The Albemarle County Board of Supervisors took the first steps Wednesday toward selecting projects the county will submit for funding to the Virginia Department of Transportation later this year.
“Smart Scale is a grant program that provides state and federal funds for design, engineering, right-of-way and construction of transportation projects throughout the state,” said Kevin McDermott, the county’s transportation planner.
The General Assembly passed legislation in 2014 that required VDOT to establish a process by which all projects would be ranked relative to each other on how well they address congestion, promote economic development and other metrics.
“Smart Scale was very successful for Albemarle County last [round],” said Joel DeNunzio, the administrator of VDOT’s Charlottesville office. “We had 11 projects in the Culpeper District, and five of those were in Albemarle.”
Those projects were: a $5.8 million roundabout at the intersection of U.S. 250 and Route 151 near Afton; a $4 million improvement at the intersection of Proffit Road and Route 20; a $18.4 million upgrade at Interstate 64’s Exit 124 at Shadwell to create a “diverging diamond” like the one at Zion Crossroads; a $2.9 million upgrade for an additional lane at Interstate 64’s Exit 118 at U.S. 29; and $3.8 million for a connector road between Rio Mills Road and Berkmar Drive Extended.
Despite making several applications, the county received no funding in the first year of Smart Scale.

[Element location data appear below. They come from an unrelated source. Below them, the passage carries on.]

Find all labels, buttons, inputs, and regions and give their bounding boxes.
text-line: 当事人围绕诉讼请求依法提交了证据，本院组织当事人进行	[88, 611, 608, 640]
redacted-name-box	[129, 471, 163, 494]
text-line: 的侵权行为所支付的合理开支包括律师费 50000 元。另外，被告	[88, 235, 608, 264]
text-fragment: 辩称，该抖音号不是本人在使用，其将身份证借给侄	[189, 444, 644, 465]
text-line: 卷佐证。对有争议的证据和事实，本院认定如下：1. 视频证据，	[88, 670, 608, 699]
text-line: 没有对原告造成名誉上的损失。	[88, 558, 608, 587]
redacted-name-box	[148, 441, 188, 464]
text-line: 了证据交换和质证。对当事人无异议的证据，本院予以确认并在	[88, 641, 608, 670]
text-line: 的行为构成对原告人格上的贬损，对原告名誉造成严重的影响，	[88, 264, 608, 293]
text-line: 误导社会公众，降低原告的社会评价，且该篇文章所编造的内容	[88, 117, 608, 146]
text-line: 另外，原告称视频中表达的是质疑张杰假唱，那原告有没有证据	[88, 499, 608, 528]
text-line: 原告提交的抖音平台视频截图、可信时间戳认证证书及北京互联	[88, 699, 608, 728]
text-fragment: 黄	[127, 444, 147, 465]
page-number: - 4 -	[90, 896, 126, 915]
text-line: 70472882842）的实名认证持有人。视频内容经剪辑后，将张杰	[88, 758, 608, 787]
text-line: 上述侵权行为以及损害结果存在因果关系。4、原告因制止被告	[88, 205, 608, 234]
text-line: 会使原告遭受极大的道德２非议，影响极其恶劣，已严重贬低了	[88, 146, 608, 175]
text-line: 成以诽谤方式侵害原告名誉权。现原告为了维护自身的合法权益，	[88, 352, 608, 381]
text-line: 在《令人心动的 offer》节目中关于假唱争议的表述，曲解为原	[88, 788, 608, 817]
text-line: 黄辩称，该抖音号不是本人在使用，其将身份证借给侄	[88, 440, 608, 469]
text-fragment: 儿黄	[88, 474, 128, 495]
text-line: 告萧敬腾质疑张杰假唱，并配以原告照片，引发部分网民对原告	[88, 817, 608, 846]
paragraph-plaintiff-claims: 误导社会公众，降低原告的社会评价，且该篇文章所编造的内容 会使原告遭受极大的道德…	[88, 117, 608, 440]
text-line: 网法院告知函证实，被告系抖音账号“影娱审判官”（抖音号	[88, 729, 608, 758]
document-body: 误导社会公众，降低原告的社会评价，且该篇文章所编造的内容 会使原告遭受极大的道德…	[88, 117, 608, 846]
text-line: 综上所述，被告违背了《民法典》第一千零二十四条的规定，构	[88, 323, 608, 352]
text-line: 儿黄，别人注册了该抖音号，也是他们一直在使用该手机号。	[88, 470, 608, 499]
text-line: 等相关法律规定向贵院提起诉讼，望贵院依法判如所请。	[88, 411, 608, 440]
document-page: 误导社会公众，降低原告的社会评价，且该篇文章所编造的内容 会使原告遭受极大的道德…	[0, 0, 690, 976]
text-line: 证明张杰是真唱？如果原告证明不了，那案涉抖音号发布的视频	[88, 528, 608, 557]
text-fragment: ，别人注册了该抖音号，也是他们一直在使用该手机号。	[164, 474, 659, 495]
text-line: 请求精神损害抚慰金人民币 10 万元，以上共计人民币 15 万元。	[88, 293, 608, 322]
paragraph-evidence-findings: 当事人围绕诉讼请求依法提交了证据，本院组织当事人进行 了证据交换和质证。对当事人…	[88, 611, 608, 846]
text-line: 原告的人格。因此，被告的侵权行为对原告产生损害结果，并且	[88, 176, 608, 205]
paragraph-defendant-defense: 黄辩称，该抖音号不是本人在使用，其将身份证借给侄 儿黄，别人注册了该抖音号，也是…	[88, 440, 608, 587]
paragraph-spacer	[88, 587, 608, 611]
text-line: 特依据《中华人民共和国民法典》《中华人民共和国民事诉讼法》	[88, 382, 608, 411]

This year, VDOT will take a third round of applications. Unlike in the past two rounds, localities with populations under 200,000 can only submit four projects.
“Last time, the county submitted eight projects, so we have to be really focused now on making sure we get our priority projects in there,” McDermott said, though the Charlottesville-Albemarle Metropolitan Planning Organization can submit four projects of its own.
McDermott said he would ask the board to make its decision on what county projects to submit by the end of May to make the final Smart Scale deadline of August.
One potential project would see improvements at the intersection of Route 20 and U.S. 250 just to east of Free Bridge.
“It was our No. 1 priority in the county,” McDermott said.
Another priority is to upgrade the intersection of Routes 20 and 53 near Piedmont Virginia Community College. Another would replace a traffic signal at the intersection of East Rio Road and Pen Park Road with a roundabout.
“This was something that VDOT’s traffic engineering team had looked at and came to us with,” McDermott said. “Improvements to that section of road have been a priority, but we didn’t know what to do. They looked at it and saw a roundabout could work.”
Another project would be to upgrade the intersection of Fontaine Avenue and U.S. 29.
“We’ve talked about the potential for a diverging diamond in that area that would improve the operations,” McDermott said.
That project would be near a Smart Scale project in Charlottesville that would improve the streetscape on Fontaine within the city limits.
Another potential project would be to purchase right-of-way for a park and ride on Pantops that would replace space in the Pantops Shopping Center that had been made available for that purpose. The Great Eastern Management Co. recently withdrew permission at the request of the Albemarle County Police Department.
Other options could include a realignment of Hillsdale Drive’s intersection with Rio Road, the extension of a shared-use path between Carrsbrook Drive and Polo Grounds Road and improvements to the intersection of Frays Mill Road and U.S. 29.
McDermott said the extension of the shared-use path could help build part of the Northtown Trail, a proposed pathway for commuters to either walk or cycle from Hollymead Town Center to downtown Charlottesville.
Another new rule is that any projects that utilize proffered road improvements from developers cannot be considered for Smart Scale. That means the county cannot submit the extension of Berkmar Drive Extended through to Lewis and Clark Drive because the University of Virginia Foundation agreed to build part of that road. McDermott said supervisors could vote to remove that proffer from the project.
McDermott also briefed supervisors on other transportation planning projects underway including an internal road network for the planned redevelopment of Southwood, the implementation of various projects funded through the neighborhood improvement funding initiative and a pedestrian link between Crozet and Charlottesville.
“There’s an advocacy group that we’re working with that’s looking to advance the Three Notch’d Trail project following the U.S. 250 alignment,” McDermott said. “I think ideally there has been talk about having a paved shared-use path that generally connects Crozet to the city but I think at this time it may be something like a walking path that would note the historical significance of that trail.”
McDermott has been on the job since summer 2016.
“We’re so glad we have a transportation person,” said board Chairwoman Ann H. Mallek.
The county is also working with the city to study potential new alignments for the intersection of U.S. 29 and Hydraulic Road. That project will likely also be included in a Smart Scale submission.
DeNunzio said he is hoping that several of the Smart Scale projects can be bundled together into one contract in order to save money.
However, a new roundabout at U.S. 250 and Route 240 in Crozet at Mechum’s Trestle will have to be a standalone project due to environmental issues at the site. That project was funded through VDOT’s Highway Safety Improvement Program.
“Crash data shows 28 crashes at this location over the past five years, 10 of which were injury crashes,” reads the application for the project.